The above is an example of a star schema for a typical grocery store chain. The Sales Fact table contains daily item totals of all the products sold. This is called the grain of the fact table. Each record in the fact table represents the total sales of a specific product in a market on a day. Any other combination generates a different record in the fact table. The fact table of a typical grocery retailer with 500 stores, each carrying 50,000 products on the shelves and measuring a daily item movement over 2 years could approach 1 Billion rows. However, using a high-performance server and an industrial-strength dbms we can store and query such a large fact table with good performance.

The fact table is where the numerical measurements of the business are stored. These measurements are taken at the intersection of all the dimensions. The best and most useful facts are continuously valued and additive. If there is no product activity on a given day, in a market, we leave the record out of the database. Fact tables therefore are always sparse. Fact tables can also contain semiadditive facts which can be added only on some of the dimensions and nonadditive facts which cannot be added at all.
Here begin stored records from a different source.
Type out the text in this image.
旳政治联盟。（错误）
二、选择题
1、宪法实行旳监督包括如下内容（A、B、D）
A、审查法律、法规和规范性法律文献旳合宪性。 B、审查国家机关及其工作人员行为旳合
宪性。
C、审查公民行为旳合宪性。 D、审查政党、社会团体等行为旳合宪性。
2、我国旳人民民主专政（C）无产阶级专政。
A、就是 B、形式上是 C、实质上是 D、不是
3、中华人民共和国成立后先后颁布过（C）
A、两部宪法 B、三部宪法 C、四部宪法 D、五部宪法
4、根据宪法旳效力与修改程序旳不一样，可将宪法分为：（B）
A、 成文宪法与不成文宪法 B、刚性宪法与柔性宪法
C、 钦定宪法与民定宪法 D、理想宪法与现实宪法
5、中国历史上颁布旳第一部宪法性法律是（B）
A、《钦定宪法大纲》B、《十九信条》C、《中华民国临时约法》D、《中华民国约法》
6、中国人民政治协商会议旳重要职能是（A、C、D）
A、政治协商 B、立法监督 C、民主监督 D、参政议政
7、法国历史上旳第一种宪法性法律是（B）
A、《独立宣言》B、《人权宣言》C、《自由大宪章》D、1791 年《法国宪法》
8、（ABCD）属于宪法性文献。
The only interesting characteristic about nonadditive facts in table with billions of records is to get a count.

The dimension tables are where the textual descriptions of the dimensions of the business are stored. Here the best attributes are textual, discrete and used as the source of constraints and row headers in the user's answer set.

Typical attributes for a product would include a short description (10 to 15 characters), a long description (30 to 60 characters), the brand name, the category name, the packaging type, and the size. Occasionally, it may be possible to model an attribute either as a fact or as a dimension. In such a case it is the designer's choice.

A key role for dimension table attributes is to serve as the source of constraints in a query or to serve as row headers in the user's answer set.